L’accompagnement du film est un élargissement du champ d’intervention du réalisateur dans la forme définitive de l’œuvre, et donc un élargissement de ses compétences. Mais elle interroge aussi son mode de rémunération. En effet, même si l’accompagnement peut être vu comme un travail de vocation, cela ne signifie pas non plus que ce travail doive être automatiquement compris comme un bénévolat. Historiquement, on retrouve les caractéristiques de ce travail de vocation dans l’expérience des collectifs de cinéastes militants qui ont émergé après 1968. L’économie artisanale dans laquelle ces collectifs s’inscrivaient, obligeait les réalisateurs à assurer la plupart des tâches dans la fabrication du film, dans l’accompagnement ainsi que l’organisation des projections. Le militantisme de cette époque consistait parfois à offrir les films au plus grand nombre, sans espérance de rémunération conséquente, avec un don de sa personne pour la cause. Aujourd’hui, le militantisme des cinéastes, même s’il relève aussi de la volonté d’inventer de nouvelles formes de diffusion des œuvres, s’inscrit plutôt dans un combat pour la reconnaissance économique du travail de l’auteur.

Or, l’accompagnement a un rôle économique dans la mesure où, la distribution d’un film et la gestion de la sortie en salles, sont des étapes tout aussi cruciales que la réalisation. Ainsi, un film peut être excellent, si sa sortie est mal faite, il n’existera pas pour un public et donc, n’existera pas du tout. En tant que maillon d’une chaîne de production, le travail du réalisateur a un poids sur la forme finale du produit. Cela nous paraît évident pour la phase de conception et de réalisation, cela l’est peut-être moins pour la phase de distribution d’un film. Pourtant, le cas du documentaire nous invite à revoir les frontières traditionnelles des champs d’actions de chaque professionnel, lorsqu’on étudie le monde du cinéma.
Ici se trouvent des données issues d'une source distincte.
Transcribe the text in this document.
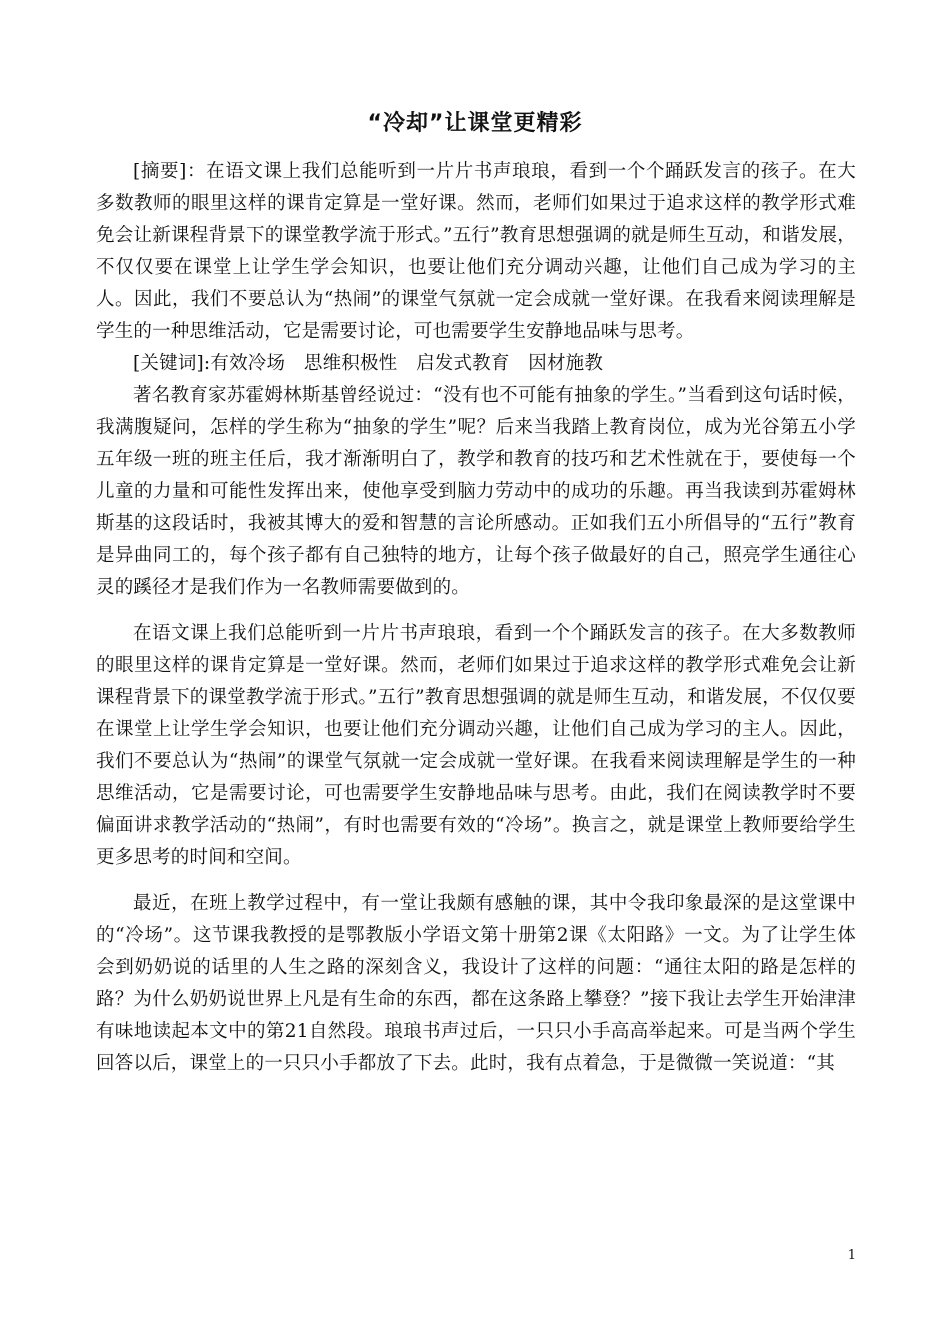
“冷却”让课堂更精彩

[摘要]：在语文课上我们总能听到一片片书声琅琅，看到一个个踊跃发言的孩子。在大多数教师的眼里这样的课肯定算是一堂好课。然而，老师们如果过于追求这样的教学形式难免会让新课程背景下的课堂教学流于形式。”五行”教育思想强调的就是师生互动，和谐发展，不仅仅要在课堂上让学生学会知识，也要让他们充分调动兴趣，让他们自己成为学习的主人。因此，我们不要总认为“热闹”的课堂气氛就一定会成就一堂好课。在我看来阅读理解是学生的一种思维活动，它是需要讨论，可也需要学生安静地品味与思考。

[关键词]:有效冷场　思维积极性　启发式教育　因材施教

著名教育家苏霍姆林斯基曾经说过：“没有也不可能有抽象的学生。”当看到这句话时候，我满腹疑问，怎样的学生称为“抽象的学生”呢？后来当我踏上教育岗位，成为光谷第五小学五年级一班的班主任后，我才渐渐明白了，教学和教育的技巧和艺术性就在于，要使每一个儿童的力量和可能性发挥出来，使他享受到脑力劳动中的成功的乐趣。再当我读到苏霍姆林斯基的这段话时，我被其博大的爱和智慧的言论所感动。正如我们五小所倡导的“五行”教育是异曲同工的，每个孩子都有自己独特的地方，让每个孩子做最好的自己，照亮学生通往心灵的蹊径才是我们作为一名教师需要做到的。

在语文课上我们总能听到一片片书声琅琅，看到一个个踊跃发言的孩子。在大多数教师的眼里这样的课肯定算是一堂好课。然而，老师们如果过于追求这样的教学形式难免会让新课程背景下的课堂教学流于形式。”五行”教育思想强调的就是师生互动，和谐发展，不仅仅要在课堂上让学生学会知识，也要让他们充分调动兴趣，让他们自己成为学习的主人。因此，我们不要总认为“热闹”的课堂气氛就一定会成就一堂好课。在我看来阅读理解是学生的一种思维活动，它是需要讨论，可也需要学生安静地品味与思考。由此，我们在阅读教学时不要偏面讲求教学活动的“热闹”，有时也需要有效的“冷场”。换言之，就是课堂上教师要给学生更多思考的时间和空间。

最近，在班上教学过程中，有一堂让我颇有感触的课，其中令我印象最深的是这堂课中的“冷场”。这节课我教授的是鄂教版小学语文第十册第2课《太阳路》一文。为了让学生体会到奶奶说的话里的人生之路的深刻含义，我设计了这样的问题：“通往太阳的路是怎样的路？为什么奶奶说世界上凡是有生命的东西，都在这条路上攀登？”接下我让去学生开始津津有味地读起本文中的第21自然段。琅琅书声过后，一只只小手高高举起来。可是当两个学生回答以后，课堂上的一只只小手都放了下去。此时，我有点着急，于是微微一笑说道：“其

1
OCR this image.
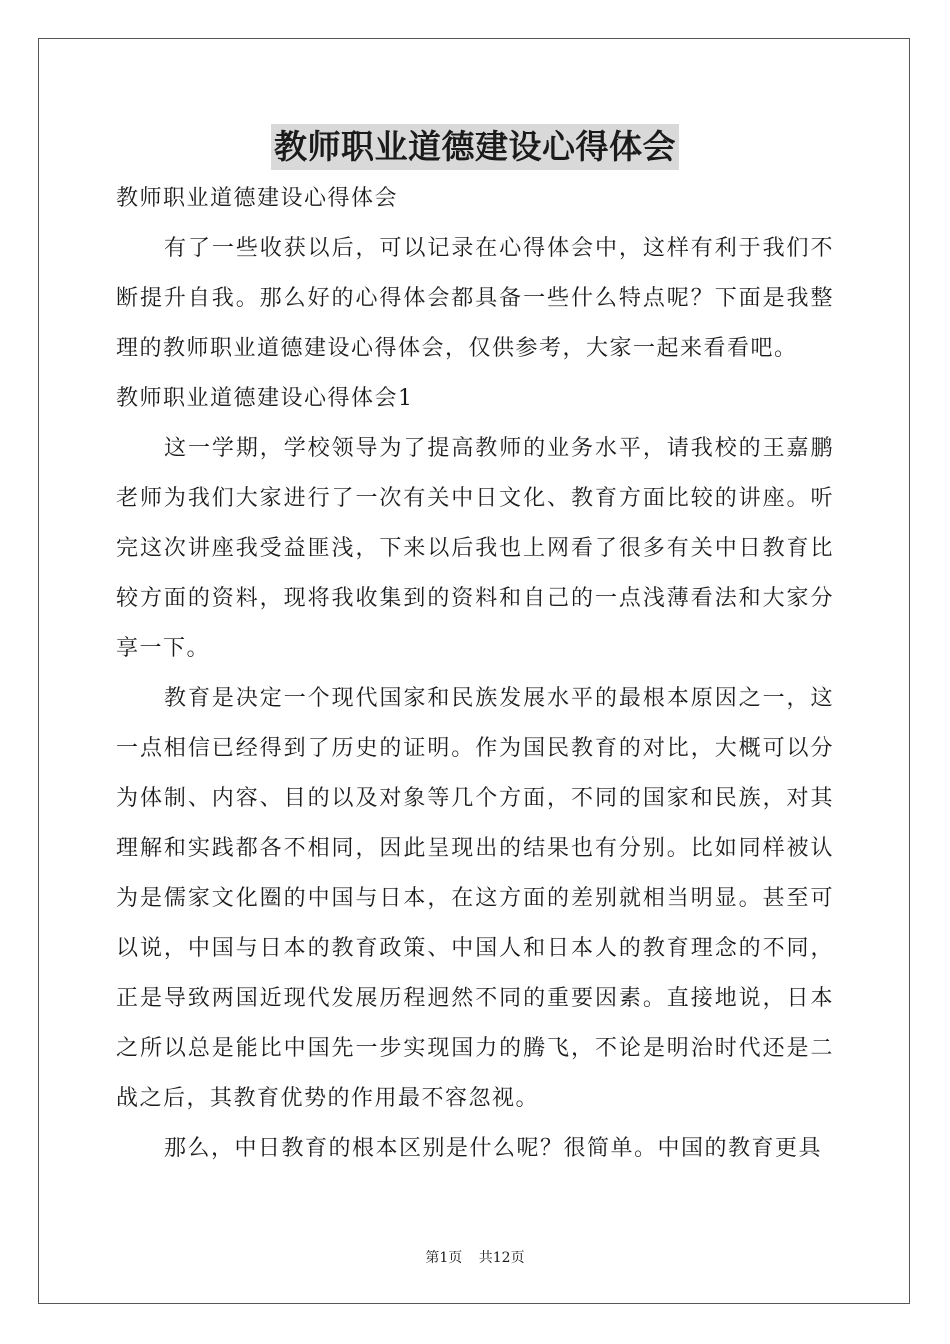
教师职业道德建设心得体会

教师职业道德建设心得体会

有了一些收获以后，可以记录在心得体会中，这样有利于我们不断提升自我。那么好的心得体会都具备一些什么特点呢？下面是我整理的教师职业道德建设心得体会，仅供参考，大家一起来看看吧。

教师职业道德建设心得体会1

这一学期，学校领导为了提高教师的业务水平，请我校的王嘉鹏老师为我们大家进行了一次有关中日文化、教育方面比较的讲座。听完这次讲座我受益匪浅，下来以后我也上网看了很多有关中日教育比较方面的资料，现将我收集到的资料和自己的一点浅薄看法和大家分享一下。

教育是决定一个现代国家和民族发展水平的最根本原因之一，这一点相信已经得到了历史的证明。作为国民教育的对比，大概可以分为体制、内容、目的以及对象等几个方面，不同的国家和民族，对其理解和实践都各不相同，因此呈现出的结果也有分别。比如同样被认为是儒家文化圈的中国与日本，在这方面的差别就相当明显。甚至可以说，中国与日本的教育政策、中国人和日本人的教育理念的不同，正是导致两国近现代发展历程迥然不同的重要因素。直接地说，日本之所以总是能比中国先一步实现国力的腾飞，不论是明治时代还是二战之后，其教育优势的作用最不容忽视。

那么，中日教育的根本区别是什么呢？很简单。中国的教育更具

第1页 共12页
Puisque les possibilités de circulation en salles des films se multiplient, on peut facilement comprendre que les réalisateurs soient beaucoup sollicités. Au cours d’un entretien avec un producteur, il s’interrompt pour répondre au téléphone, et ensuite explique : « Depuis le mois de septembre, il y a cinq ou six projections par semaine où on nous demande des intervenants, là je suis obligé de supplier les gens parce que au début ça les amusait, mais là, ils en ont marre. »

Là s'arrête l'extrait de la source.